Courtesy Tori Dunlap

Tori Dunlap, founder of Her First 100K, a blog and financial education platform, saved $100,000 by her 25th birthday. Part of the reason she was able to meet her goal is because she invested consistently.

One of the most important things to remember when it comes to investing, she says, is to start as soon as possible. "Every time I post about investing, I get comments saying 'I can't afford $200/$350/$500 a month!' Ok. Then start with $50. The point is that you START," Dunlap tweeted.

Investing is one of the best and most reliable ways to grow your wealth. Even though getting started can seem scary, the longer you wait, the less money you can accumulate. "We have this analysis paralysis when it comes to investing," Dunlap says. "We think we have to know everything out there to get started but that's not true."

'Only a few dollars is better than doing nothing'

It doesn't matter if you can't invest a lot, says Mark La Spisa, a certified financial planner and president of Vermillion Financial Advisors. "Starting as early as possible, even if it is only a few dollars," he says, "is better than doing nothing or waiting until you accumulate a significant amount."

Dunlap agrees that investing a small amount of money "can have a huge impact." "Maybe it's $50 one time," she says. "That's going to be more impactful than if you wait decades to start investing," thanks to the power of compound interest.

The power of compound interest: How it helps an investment strategy

Video by Jason Armesto

'Time is more important than the amount of money'

Compound interest is the interest you earn on your money, plus the interest it's already accrued.

Let's say you deposit $100 in a savings account with a 5% interest rate. After one year, you'll have $105. If that interest compounds, in year two, you'll earn 5% on the $105, not just the initial deposit of $100. This can multiply quickly without you constantly contributing.

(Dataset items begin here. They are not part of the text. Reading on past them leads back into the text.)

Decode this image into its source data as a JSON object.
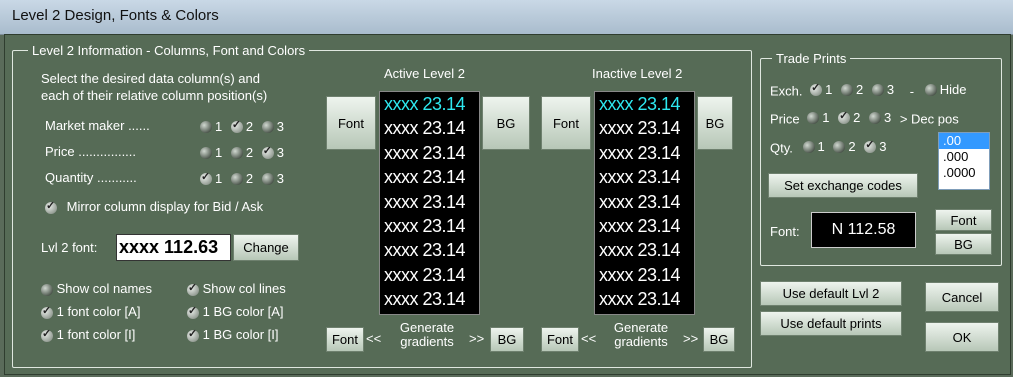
{
  "window": {
    "title": "Level 2 Design, Fonts & Colors"
  },
  "level2": {
    "group_title": "Level 2 Information - Columns, Font and Colors",
    "instructions": [
      "Select the desired data column(s) and",
      "each of their relative column position(s)"
    ],
    "columns": [
      {
        "label": "Market maker ......",
        "options": [
          "1",
          "2",
          "3"
        ],
        "selected": "2"
      },
      {
        "label": "Price ................",
        "options": [
          "1",
          "2",
          "3"
        ],
        "selected": "3"
      },
      {
        "label": "Quantity ...........",
        "options": [
          "1",
          "2",
          "3"
        ],
        "selected": "1"
      }
    ],
    "mirror_label": "Mirror column display for Bid / Ask",
    "font_label": "Lvl 2 font:",
    "font_preview": "xxxx  112.63",
    "change_label": "Change",
    "checks": [
      {
        "label": "Show col names",
        "checked": false
      },
      {
        "label": "Show col lines",
        "checked": true
      },
      {
        "label": "1 font color [A]",
        "checked": true
      },
      {
        "label": "1 BG color [A]",
        "checked": true
      },
      {
        "label": "1 font color [I]",
        "checked": true
      },
      {
        "label": "1 BG color [I]",
        "checked": true
      }
    ]
  },
  "active": {
    "title": "Active Level 2",
    "font_btn": "Font",
    "bg_btn": "BG",
    "rows": [
      "xxxx 23.14",
      "xxxx 23.14",
      "xxxx 23.14",
      "xxxx 23.14",
      "xxxx 23.14",
      "xxxx 23.14",
      "xxxx 23.14",
      "xxxx 23.14",
      "xxxx 23.14"
    ],
    "first_row_color": "#2ee8f0"
  },
  "inactive": {
    "title": "Inactive Level 2",
    "font_btn": "Font",
    "bg_btn": "BG",
    "rows": [
      "xxxx 23.14",
      "xxxx 23.14",
      "xxxx 23.14",
      "xxxx 23.14",
      "xxxx 23.14",
      "xxxx 23.14",
      "xxxx 23.14",
      "xxxx 23.14",
      "xxxx 23.14"
    ]
  },
  "gradients": {
    "font_btn": "Font",
    "bg_btn": "BG",
    "left_arrows": "<<",
    "right_arrows": ">>",
    "label_line1": "Generate",
    "label_line2": "gradients"
  },
  "trade_prints": {
    "group_title": "Trade Prints",
    "exch_label": "Exch.",
    "exch_options": [
      "1",
      "2",
      "3"
    ],
    "exch_selected": "1",
    "dash": "-",
    "hide_label": "Hide",
    "price_label": "Price",
    "price_options": [
      "1",
      "2",
      "3"
    ],
    "price_selected": "2",
    "dec_pos_label": "> Dec pos",
    "qty_label": "Qty.",
    "qty_options": [
      "1",
      "2",
      "3"
    ],
    "qty_selected": "3",
    "dec_options": [
      ".00",
      ".000",
      ".0000"
    ],
    "dec_selected": ".00",
    "set_exchange_label": "Set exchange codes",
    "font_label": "Font:",
    "font_preview": "N  112.58",
    "font_btn": "Font",
    "bg_btn": "BG"
  },
  "actions": {
    "default_lvl2": "Use default Lvl 2",
    "default_prints": "Use default prints",
    "cancel": "Cancel",
    "ok": "OK"
  }
}
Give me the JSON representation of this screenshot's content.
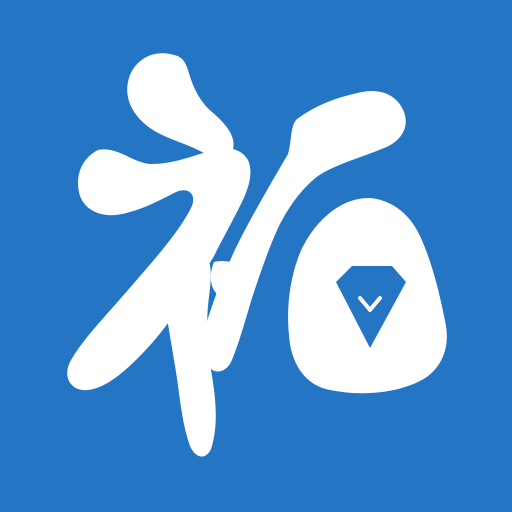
{
  "app_icon": {
    "glyph": "拓",
    "background_color": "#2575c5",
    "glyph_color": "#ffffff",
    "gem_icon": "diamond-icon",
    "gem_color": "#2575c5"
  }
}
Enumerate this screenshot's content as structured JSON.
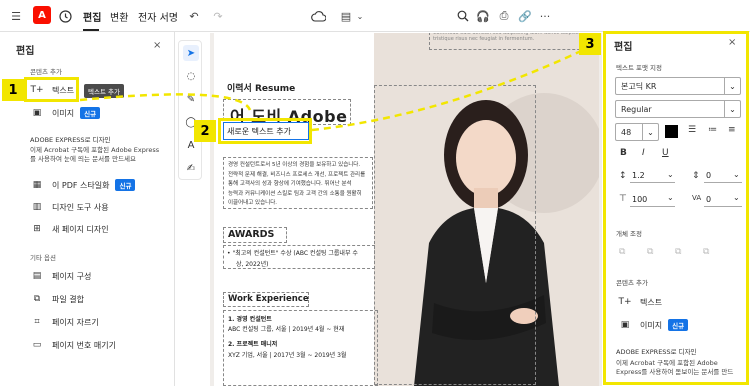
{
  "toolbar": {
    "menu_edit": "편집",
    "menu_convert": "변환",
    "menu_esign": "전자 서명"
  },
  "left_panel": {
    "title": "편집",
    "close": "×",
    "section_add_content": "콘텐츠 추가",
    "item_text": "텍스트",
    "tooltip_text": "텍스트 추가",
    "item_image": "이미지",
    "badge_new": "신규",
    "express_title": "ADOBE EXPRESS로 디자인",
    "express_desc": "이제 Acrobat 구독에 포함된 Adobe Express를 사용하여 눈에 띄는 문서를 만드세요",
    "item_stylize": "이 PDF 스타일화",
    "item_design_tools": "디자인 도구 사용",
    "item_new_page": "새 페이지 디자인",
    "section_other": "기타 옵션",
    "item_organize": "페이지 구성",
    "item_combine": "파일 결합",
    "item_crop": "페이지 자르기",
    "item_page_numbers": "페이지 번호 매기기"
  },
  "callouts": [
    "1",
    "2",
    "3"
  ],
  "document": {
    "top_fragment": "Commodo odio aenean sed adipiscing diam donec adipiscing tristique risus nec feugiat in fermentum.",
    "resume_title": "이력서 Resume",
    "name_heading": "어 도비 Adobe",
    "new_text_box": "새로운 텍스트 추가",
    "intro_lines": [
      "경영 컨설턴트로서 5년 이상의 경험을 보유하고 있습니다.",
      "전략적 문제 해결, 비즈니스 프로세스 개선, 프로젝트 관리를",
      "통해 고객사의 성과 향상에 기여했습니다. 뛰어난 분석",
      "능력과 커뮤니케이션 스킬로 팀과 고객 간의 소통을 원활히",
      "이끌어내고 있습니다."
    ],
    "awards_title": "AWARDS",
    "award_line1": "• \"최고의 컨설턴트\" 수상 (ABC 컨설팅 그룹내부 수",
    "award_line2": "상, 2022년)",
    "work_title": "Work Experience",
    "job1_title": "1. 경영 컨설턴트",
    "job1_detail": "ABC 컨설팅 그룹, 서울 | 2019년 4월 ~ 현재",
    "job2_title": "2. 프로젝트 매니저",
    "job2_detail": "XYZ 기업, 서울 | 2017년 3월 ~ 2019년 3월"
  },
  "right_panel": {
    "title": "편집",
    "close": "×",
    "section_format": "텍스트 포맷 지정",
    "font_family": "본고딕 KR",
    "font_style": "Regular",
    "font_size": "48",
    "text_color": "#000000",
    "line_spacing": "1.2",
    "paragraph_spacing": "0",
    "horizontal_scale": "100",
    "char_spacing": "0",
    "section_object": "개체 조정",
    "section_add_content": "콘텐츠 추가",
    "item_text": "텍스트",
    "item_image": "이미지",
    "badge_new": "신규",
    "express_title": "ADOBE EXPRESS로 디자인",
    "express_desc": "이제 Acrobat 구독에 포함된 Adobe Express를 사용하여 돋보이는 문서를 만드"
  },
  "colors": {
    "highlight": "#f2e600",
    "accent": "#1473e6"
  }
}
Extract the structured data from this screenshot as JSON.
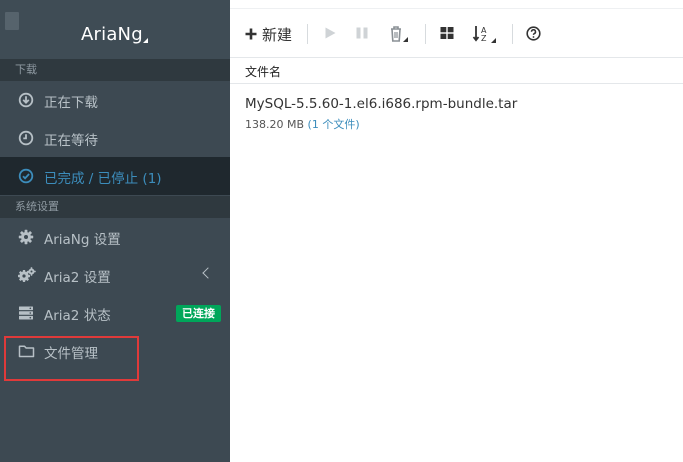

"Time is more important than the amount of money when it comes to investing," Dunlap says.

You shouldn't think about investing as a short-term action, she says. Particularly since a lot of that short-term advice is "more gambling than it is investing."

"The words short-term investing are an oxymoron," she says. "The definition of the word 'invest' is to put energy into something for a long period of time. When you are making investing decisions, think about your long-term goals. This isn't five years out, this is decades out."